The Department of State has taken steps to impose visa restrictions on 19 Nicaraguan election officials and political party officials who have enabled the Ortega-Murillo government’s attack on democracy.  For the past three months, President Daniel Ortega and his wife, Vice President Rosario Murillo, have intimidated anyone opposed to their efforts to entrench their power in Nicaragua, including through the arrest of dozens of political candidates, journalists, student and business leaders, NGO workers, and human rights advocates, and through the disqualification of any candidate seeking to run against them in the November 7 elections.  This anti-democratic campaign included the August 6 disqualification by the Supreme Electoral Council of the last remaining genuine opposition party, based upon a request made by the Constitutionalist Liberal Party (PLC).  As the Secretary said August 7, due to the government’s undemocratic and authoritarian actions, Nicaragua’s electoral process and its eventual results have lost all credibility.

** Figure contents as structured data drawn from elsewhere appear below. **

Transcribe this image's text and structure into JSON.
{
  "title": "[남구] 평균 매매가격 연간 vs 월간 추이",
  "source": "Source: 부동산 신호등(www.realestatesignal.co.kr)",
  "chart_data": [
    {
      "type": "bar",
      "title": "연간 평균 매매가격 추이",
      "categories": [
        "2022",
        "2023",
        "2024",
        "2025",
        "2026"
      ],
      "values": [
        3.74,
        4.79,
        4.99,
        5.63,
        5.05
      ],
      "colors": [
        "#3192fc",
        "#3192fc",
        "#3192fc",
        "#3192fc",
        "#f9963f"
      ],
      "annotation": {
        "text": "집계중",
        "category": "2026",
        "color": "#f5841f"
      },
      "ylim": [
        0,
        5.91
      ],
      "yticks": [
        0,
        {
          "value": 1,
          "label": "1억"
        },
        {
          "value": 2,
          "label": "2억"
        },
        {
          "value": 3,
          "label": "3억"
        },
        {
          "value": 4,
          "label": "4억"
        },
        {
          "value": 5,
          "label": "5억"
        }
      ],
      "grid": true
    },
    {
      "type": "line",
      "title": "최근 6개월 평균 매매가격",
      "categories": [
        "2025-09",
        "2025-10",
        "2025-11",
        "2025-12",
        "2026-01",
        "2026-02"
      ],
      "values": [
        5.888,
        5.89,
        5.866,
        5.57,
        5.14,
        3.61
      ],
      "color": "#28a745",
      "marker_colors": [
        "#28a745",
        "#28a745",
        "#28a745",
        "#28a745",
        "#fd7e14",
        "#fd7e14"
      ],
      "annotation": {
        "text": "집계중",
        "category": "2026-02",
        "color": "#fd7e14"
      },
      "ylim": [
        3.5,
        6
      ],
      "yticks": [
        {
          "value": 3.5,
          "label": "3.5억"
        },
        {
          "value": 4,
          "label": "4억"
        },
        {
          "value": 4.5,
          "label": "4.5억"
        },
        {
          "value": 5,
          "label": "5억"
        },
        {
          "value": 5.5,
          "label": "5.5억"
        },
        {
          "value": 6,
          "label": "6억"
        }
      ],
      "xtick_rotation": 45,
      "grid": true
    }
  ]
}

Today’s action follows the Secretary’s announcements on July 12 and August 5  that imposed visa restrictions on 150 Nicaraguan judges, prosecutors, and family members of those officials under a visa restriction policy that applies to Nicaraguans and their immediate family members believed to be responsible for, or complicit in, undermining democracy, including those with responsibility for, or complicity in, human rights abuses such as suppression of peaceful protests.  With today’s action, we underscore our commitment to promoting accountability for all those complicit in the Ortega-Murillo government’s assault on democracy.  They are not welcome in the United States.